Simona, you might have to retest on a later build from mozilla-central, since Parallel JS is only enabled by ifdef in Nightly for now.

Comment 15

[Simona Badau, Desktop QA]

(In reply to Gary Kwong [:gkw] [:nth10sd] (still catching up on bugmail) from comment #14)
> Simona, you might have to retest on a later build from mozilla-central,
> since Parallel JS is only enabled by ifdef in Nightly for now.

On the latest Nightly I don't get the same reference error as I do on the latest beta but, instead I get: "uncaught exception: out of memory".
Any thoughts?

Comment 16

[Gary Kwong [:gkw] [:nth10sd] (NOT official MoCo now)]

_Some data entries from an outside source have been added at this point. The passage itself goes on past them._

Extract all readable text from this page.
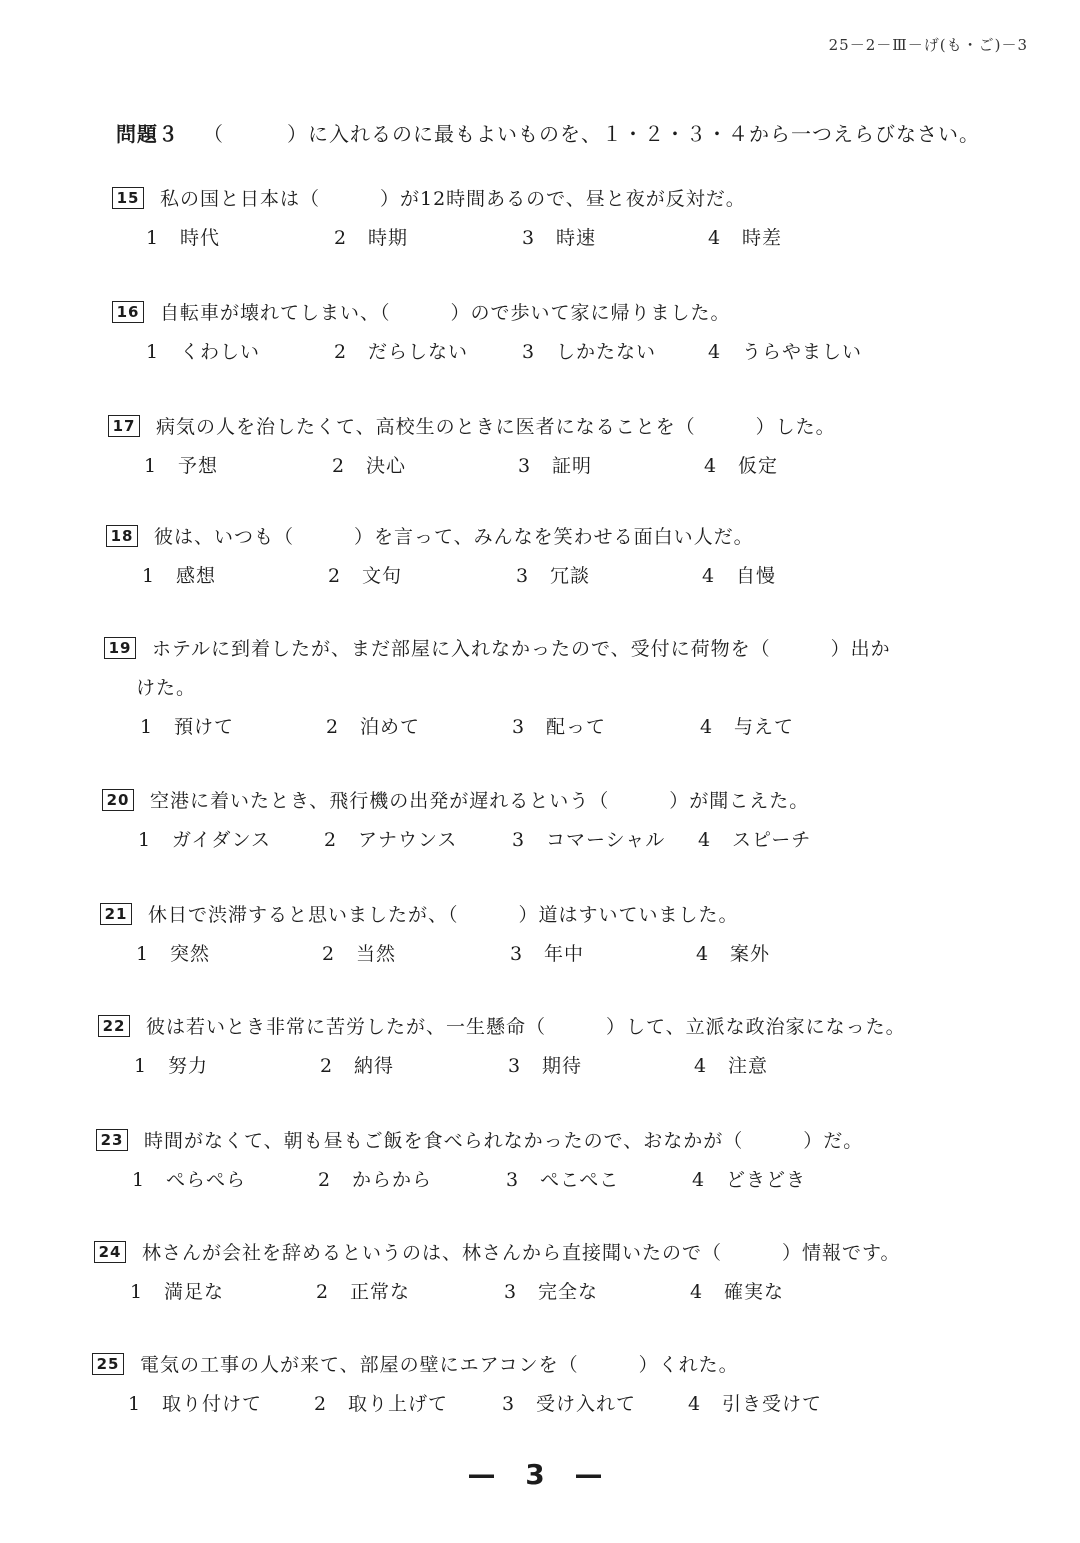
25－2－Ⅲ－げ(も・ご)－3
問題３ （　　　）に入れるのに最もよいものを、１・２・３・４から一つえらびなさい。
15 私の国と日本は（　　　）が12時間あるので、昼と夜が反対だ。
1 時代	2 時期	3 時速	4 時差
16 自転車が壊れてしまい、（　　　）ので歩いて家に帰りました。
1 くわしい	2 だらしない	3 しかたない	4 うらやましい
17 病気の人を治したくて、高校生のときに医者になることを（　　　）した。
1 予想	2 決心	3 証明	4 仮定
18 彼は、いつも（　　　）を言って、みんなを笑わせる面白い人だ。
1 感想	2 文句	3 冗談	4 自慢
19 ホテルに到着したが、まだ部屋に入れなかったので、受付に荷物を（　　　）出か
けた。
1 預けて	2 泊めて	3 配って	4 与えて
20 空港に着いたとき、飛行機の出発が遅れるという（　　　）が聞こえた。
1 ガイダンス	2 アナウンス	3 コマーシャル 4 スピーチ
21 休日で渋滞すると思いましたが、（　　　）道はすいていました。
1 突然	2 当然	3 年中	4 案外
22 彼は若いとき非常に苦労したが、一生懸命（　　　）して、立派な政治家になった。
1 努力	2 納得	3 期待	4 注意
23 時間がなくて、朝も昼もご飯を食べられなかったので、おなかが（　　　）だ。
1 ぺらぺら	2 からから	3 ぺこぺこ	4 どきどき
24 林さんが会社を辞めるというのは、林さんから直接聞いたので（　　　）情報です。
1 満足な	2 正常な	3 完全な	4 確実な
25 電気の工事の人が来て、部屋の壁にエアコンを（　　　）くれた。
1 取り付けて	2 取り上げて	3 受け入れて	4 引き受けて
— 3 —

I think that means it's fixed. I suppose I'm right, Waldo?

Comment 17

[Jeff Walden [:Waldo]]

I don't especially understand the original testcase enough to say what it should or shouldn't do.  But given there was an automated test in the original patch, that would have detected the original issue, and this wasn't a security issue, I don't think this benefits from manual QA resources, or worrying about the expected behavior of the original testcase.

Comment 18

[Gary Kwong [:gkw] [:nth10sd] (NOT official MoCo now)]

Marking VERIFIED per comment 17 as well as the fact that a test was landed.